I remember the first time I got a job working in technical support. I was the youngest with the least experience and we were a team of 3. It was a traditional desk job which was a good place to start a background in that field. My boss taught me how to handle clients with issues, problem solving and to have a more professional demeanor. I worked with people who have been in the industry for far longer than I was alive.
Fast forward: I was let go and in need of a new career. Throughout the years leading up to my entrance to C3 Metrics, I had been writing. I started my own blog and made solid connections that would help it grow. At this time, it wasn’t making any money so I tried searching for a career in hopes that my character and established writing credit would take me on a more promising and established career as a journalist.
I applied to a Craigslist ad with the headline “Tweet your way through the day”. Now, I have been burned by ads like this in the past. I once applied to a job labeled “customer service” only to get to the interview and find out it was a sales gig for health insurance. I sent my credentials, and a sample of my journalistic writing. The article I sent was about the “Free the Nipple Rally” at Hampton Beach (real professional, I know) and a story about myself expecting to probably never hear back from anyone. I then received an email back from the companies COO, Jeff Greenfield stating that he wanted me to come in for an interview. I stayed up the night before going over how to present myself in the most professional way without sounding fake or untruthful. I practiced being confident in my skill set as a journalist and was ready to show a company that I was the right candidate for the position.

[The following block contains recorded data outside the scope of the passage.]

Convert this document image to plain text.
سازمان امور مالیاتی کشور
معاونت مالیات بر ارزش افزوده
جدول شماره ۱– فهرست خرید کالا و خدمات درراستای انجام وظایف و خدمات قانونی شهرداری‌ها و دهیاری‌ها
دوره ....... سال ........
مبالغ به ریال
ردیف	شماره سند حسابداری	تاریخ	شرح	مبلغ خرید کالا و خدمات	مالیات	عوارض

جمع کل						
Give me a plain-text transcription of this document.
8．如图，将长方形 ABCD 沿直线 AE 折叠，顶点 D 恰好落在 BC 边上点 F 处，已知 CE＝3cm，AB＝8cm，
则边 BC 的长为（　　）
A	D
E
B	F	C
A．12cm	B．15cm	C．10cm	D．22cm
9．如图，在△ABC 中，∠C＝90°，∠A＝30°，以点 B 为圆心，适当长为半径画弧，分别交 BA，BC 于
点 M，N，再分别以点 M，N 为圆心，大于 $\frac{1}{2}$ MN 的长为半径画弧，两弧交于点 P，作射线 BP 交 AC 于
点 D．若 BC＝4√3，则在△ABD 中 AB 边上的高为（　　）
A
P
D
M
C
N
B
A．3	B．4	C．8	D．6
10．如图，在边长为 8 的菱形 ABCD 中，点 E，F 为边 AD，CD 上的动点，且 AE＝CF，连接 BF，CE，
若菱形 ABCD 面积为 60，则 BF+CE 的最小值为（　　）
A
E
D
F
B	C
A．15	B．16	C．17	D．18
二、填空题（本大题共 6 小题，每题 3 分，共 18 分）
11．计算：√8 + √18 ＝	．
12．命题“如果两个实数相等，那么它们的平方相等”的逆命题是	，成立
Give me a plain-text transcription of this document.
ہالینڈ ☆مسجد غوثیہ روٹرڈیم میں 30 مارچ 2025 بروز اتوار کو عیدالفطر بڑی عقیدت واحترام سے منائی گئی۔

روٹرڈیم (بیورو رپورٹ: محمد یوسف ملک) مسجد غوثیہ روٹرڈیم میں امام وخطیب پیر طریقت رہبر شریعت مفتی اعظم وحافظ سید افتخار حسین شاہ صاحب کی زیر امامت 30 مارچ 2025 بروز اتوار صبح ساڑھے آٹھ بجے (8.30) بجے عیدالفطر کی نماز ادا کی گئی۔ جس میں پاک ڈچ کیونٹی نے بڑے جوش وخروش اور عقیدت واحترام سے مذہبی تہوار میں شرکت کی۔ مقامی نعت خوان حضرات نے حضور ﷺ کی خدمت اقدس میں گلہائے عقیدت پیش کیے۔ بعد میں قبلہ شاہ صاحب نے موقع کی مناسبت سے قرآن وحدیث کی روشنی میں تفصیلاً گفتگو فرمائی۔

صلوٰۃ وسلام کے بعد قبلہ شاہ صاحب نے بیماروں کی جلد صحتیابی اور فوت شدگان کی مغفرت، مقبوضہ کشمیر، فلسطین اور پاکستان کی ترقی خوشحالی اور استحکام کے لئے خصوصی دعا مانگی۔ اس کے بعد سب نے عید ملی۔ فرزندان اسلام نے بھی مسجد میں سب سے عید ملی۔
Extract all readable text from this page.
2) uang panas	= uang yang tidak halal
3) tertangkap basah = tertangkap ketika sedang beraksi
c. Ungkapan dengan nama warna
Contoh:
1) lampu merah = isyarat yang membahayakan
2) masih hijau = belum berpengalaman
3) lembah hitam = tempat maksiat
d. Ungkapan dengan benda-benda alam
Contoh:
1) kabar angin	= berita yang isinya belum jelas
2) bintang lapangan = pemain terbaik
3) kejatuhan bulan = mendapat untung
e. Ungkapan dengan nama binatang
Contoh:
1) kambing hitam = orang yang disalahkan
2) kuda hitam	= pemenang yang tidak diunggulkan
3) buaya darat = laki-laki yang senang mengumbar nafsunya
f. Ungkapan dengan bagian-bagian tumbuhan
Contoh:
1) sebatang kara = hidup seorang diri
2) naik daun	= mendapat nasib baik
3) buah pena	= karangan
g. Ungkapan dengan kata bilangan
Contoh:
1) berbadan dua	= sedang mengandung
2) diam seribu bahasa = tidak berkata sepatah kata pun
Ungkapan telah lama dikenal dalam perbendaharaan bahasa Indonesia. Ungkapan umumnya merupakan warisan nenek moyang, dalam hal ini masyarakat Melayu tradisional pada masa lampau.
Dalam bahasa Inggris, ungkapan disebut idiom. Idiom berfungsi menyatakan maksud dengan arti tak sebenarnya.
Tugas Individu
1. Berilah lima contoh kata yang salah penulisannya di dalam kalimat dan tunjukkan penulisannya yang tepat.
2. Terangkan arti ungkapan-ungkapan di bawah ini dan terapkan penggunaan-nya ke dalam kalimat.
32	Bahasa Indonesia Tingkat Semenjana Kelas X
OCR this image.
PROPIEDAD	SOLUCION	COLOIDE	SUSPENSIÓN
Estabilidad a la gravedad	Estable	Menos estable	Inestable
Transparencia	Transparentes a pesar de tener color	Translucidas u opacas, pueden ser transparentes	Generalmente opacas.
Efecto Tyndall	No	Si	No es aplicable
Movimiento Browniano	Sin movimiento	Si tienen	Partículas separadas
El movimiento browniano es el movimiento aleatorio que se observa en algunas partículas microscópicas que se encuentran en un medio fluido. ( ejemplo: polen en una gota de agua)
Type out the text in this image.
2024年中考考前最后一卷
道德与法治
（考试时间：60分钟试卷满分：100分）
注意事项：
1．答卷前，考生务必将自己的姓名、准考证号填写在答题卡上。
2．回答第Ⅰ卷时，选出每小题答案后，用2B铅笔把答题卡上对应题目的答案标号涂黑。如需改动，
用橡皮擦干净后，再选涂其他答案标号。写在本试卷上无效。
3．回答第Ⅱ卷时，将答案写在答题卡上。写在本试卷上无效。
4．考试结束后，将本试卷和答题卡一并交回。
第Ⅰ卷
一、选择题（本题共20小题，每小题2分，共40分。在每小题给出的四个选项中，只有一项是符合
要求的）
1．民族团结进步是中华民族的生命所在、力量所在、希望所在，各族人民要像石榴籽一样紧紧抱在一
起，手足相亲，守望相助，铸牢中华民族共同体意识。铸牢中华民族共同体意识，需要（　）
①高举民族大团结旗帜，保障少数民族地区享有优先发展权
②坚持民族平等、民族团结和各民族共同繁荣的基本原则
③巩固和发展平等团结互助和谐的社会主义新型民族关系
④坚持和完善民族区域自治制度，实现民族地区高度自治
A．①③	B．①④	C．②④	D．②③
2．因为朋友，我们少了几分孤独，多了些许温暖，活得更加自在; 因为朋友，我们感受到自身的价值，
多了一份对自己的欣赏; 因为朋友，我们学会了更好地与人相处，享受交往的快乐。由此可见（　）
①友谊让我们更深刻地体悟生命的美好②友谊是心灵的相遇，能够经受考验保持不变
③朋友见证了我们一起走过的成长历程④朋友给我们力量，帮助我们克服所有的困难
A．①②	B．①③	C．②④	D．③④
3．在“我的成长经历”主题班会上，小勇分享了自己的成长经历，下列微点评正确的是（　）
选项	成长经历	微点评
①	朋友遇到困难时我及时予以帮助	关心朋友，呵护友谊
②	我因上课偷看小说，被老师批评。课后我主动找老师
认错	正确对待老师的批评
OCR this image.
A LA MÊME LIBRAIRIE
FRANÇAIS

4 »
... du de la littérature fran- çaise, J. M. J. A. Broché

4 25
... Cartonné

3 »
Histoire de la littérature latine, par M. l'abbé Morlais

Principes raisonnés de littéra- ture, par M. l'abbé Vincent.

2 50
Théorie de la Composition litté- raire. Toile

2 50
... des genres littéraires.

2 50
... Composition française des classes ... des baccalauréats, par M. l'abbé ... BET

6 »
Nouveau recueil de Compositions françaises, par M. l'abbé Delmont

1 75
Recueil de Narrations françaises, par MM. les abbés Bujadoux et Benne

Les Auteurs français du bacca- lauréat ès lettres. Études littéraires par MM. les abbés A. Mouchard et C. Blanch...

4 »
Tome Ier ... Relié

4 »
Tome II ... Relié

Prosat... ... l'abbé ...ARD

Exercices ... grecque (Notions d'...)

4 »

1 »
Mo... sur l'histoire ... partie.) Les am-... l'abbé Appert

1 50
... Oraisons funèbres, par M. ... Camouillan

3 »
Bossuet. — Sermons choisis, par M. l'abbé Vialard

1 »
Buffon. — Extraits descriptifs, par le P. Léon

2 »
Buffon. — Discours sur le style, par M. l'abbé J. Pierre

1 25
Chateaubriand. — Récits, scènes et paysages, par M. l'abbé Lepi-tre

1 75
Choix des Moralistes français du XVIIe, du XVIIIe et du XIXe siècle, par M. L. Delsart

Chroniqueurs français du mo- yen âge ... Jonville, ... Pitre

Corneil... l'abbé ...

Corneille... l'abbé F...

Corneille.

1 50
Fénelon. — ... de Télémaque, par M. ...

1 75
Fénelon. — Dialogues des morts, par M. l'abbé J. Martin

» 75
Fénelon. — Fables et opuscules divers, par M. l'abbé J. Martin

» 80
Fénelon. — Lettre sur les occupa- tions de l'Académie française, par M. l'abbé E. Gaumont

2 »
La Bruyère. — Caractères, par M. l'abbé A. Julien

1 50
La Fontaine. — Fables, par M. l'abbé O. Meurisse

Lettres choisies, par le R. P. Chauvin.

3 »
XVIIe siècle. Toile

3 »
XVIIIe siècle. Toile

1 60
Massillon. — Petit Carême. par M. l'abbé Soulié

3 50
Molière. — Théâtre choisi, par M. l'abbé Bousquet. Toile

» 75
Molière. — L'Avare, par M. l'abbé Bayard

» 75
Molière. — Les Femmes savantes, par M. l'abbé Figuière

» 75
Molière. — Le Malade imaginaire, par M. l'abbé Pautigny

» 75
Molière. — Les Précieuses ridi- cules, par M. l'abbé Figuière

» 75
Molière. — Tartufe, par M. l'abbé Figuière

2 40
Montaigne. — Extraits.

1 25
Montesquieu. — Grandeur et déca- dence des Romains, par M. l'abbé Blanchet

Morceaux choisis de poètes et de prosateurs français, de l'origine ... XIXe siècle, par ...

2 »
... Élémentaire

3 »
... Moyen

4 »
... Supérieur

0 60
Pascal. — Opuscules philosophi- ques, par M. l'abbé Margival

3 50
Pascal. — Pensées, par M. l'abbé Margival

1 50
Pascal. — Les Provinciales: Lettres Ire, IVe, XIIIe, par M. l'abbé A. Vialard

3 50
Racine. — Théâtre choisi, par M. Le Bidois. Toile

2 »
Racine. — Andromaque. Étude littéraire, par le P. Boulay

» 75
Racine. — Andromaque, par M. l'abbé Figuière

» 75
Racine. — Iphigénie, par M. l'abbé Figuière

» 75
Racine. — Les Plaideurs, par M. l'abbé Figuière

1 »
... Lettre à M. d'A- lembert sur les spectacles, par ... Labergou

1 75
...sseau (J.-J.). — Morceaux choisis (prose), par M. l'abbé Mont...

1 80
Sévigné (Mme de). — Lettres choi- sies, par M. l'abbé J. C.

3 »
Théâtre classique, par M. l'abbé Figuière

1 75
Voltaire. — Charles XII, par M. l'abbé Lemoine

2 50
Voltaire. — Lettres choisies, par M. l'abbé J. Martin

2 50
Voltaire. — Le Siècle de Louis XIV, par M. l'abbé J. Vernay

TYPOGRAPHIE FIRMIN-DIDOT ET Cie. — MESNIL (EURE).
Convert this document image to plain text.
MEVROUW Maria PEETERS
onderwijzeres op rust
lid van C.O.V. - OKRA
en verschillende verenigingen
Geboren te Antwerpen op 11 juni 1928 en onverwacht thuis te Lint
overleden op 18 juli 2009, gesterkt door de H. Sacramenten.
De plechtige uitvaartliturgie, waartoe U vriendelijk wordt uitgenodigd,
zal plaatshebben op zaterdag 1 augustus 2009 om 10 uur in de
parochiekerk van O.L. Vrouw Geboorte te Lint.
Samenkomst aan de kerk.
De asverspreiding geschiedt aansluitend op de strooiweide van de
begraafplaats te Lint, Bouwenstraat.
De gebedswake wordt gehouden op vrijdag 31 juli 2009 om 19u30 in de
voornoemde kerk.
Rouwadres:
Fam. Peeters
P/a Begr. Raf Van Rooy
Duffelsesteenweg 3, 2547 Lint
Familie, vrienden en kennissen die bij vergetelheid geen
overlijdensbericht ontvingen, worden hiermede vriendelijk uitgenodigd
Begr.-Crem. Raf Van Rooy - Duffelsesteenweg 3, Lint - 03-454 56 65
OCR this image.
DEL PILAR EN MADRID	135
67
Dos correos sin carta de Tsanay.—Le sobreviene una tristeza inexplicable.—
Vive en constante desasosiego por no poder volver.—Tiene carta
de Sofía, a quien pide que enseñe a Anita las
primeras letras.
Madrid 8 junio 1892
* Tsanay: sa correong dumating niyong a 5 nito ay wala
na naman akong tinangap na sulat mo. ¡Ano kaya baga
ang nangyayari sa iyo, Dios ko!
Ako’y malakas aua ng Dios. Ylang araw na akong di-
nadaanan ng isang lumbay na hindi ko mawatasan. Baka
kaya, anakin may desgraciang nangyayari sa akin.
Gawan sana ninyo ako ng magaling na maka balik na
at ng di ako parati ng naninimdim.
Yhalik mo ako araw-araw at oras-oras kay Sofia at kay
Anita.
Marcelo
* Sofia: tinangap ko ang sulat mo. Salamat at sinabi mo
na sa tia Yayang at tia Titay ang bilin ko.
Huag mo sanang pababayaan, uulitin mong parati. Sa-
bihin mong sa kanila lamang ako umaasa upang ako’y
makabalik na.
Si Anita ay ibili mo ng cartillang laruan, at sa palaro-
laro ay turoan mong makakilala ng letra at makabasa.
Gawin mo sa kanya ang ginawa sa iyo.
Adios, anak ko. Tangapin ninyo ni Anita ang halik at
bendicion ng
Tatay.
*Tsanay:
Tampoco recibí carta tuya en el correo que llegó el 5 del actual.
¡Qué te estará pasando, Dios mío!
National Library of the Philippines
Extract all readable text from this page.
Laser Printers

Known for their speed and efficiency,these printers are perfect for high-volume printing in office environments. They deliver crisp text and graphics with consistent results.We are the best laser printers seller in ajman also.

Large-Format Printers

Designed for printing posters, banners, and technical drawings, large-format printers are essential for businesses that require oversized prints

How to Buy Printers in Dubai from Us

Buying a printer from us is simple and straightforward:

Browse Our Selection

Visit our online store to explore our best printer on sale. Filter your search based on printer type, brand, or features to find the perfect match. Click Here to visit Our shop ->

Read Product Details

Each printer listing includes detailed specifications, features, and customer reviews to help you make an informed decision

I had a background in graphic design, so I had a slight understanding of how advertising worked. I researched the company in order to get a better feel for how they operated, what they were looking for and what to possibly expect in terms of questions in the interview. At 4 a.m., I fell asleep.
I woke up at 9:20 the next day. My interview was at 10:30 am. C3 Metrics is located in Portsmouth, NH which was an hour away from where I lived. I think the term “under the gun” was an understatement. My stomach properly fell south, out of my body like a stone. My shower lasted 3 minutes, tops. I grabbed my interview ensemble and flew out the door. About halfway there, I realized I had forgotten my tie. This was my one chance at establishing myself as a professional journalist and I was blowing it hard. I took Route 101 to get there which, if you’ve ever driven it, you’ll see about 6-7 cops one way. I was cautious going 90 mph.
At 10:28, I entered the parking lot. I spent 30 seconds making sure everything that I could possibly do was the best for the bad scenario I was in. I prepared to go in, give my story and leave, dead inside. As I walked into the main building another co-worker from the company was also walking in. He was wearing jeans, a polo shirt and a C3 Metrics hat in reverse. His name was also Justin. I always relate my name to the film Highlander; There can only be one. Usually, more than one Justin in the same place is too much, but that wasn’t so much the thought that was on my mind but the way he was dressed: casual.
As I walked in the door, I noticed something:
This wasn’t the New England themed, tight-end company that I was used to. This was a more “California” based company. There were no suits and ties here. They were people my age, with similar interests and hobbies.
I sat down with Jeff, and began the interview. Throughout the interview, he brought up my article on the Free the Nipple Rally. At this point I was still nervous on sending that to him. He was either going to love it or hate it. As you can probably tell from this article, it was a hit. The interview went great and I went home with a high self-esteem. I emailed Jeff with a few questions and in return, I received an email back stating that they thought I was a great fit for the position. My first day was on a Friday, which was also the company Christmas party.
After introducing myself to my future colleagues, I felt a sense of establishment. Everyone was excited to have me on board and the consensus was that I was a good match for the company.
We here at C3 Metrics are an eclectic bunch. Our head of sales, Buz Cook calls us “The Island of Misfit Toys”, but if you talk to us on the phone you wouldn’t expect that. We’re each our own individuals. We’re professional Surfers, Snowboarders and Longboarders. We’re beat maestros, and Glich-Hop enthusiasts. We’re DJ’s, parents, and Lawnmower racers. We love Star Wars, comic books and the New England Patriots, but most importantly, though, we’re professionals. Its this community of individuals that strive to help your company grow and to push it further. We’re Jedi’s and we’ve harnessed The Force to better assist you in your goals to create a top of the line advertising campaign.
We’re C3 Metrics. We Fucking Hate Last Click.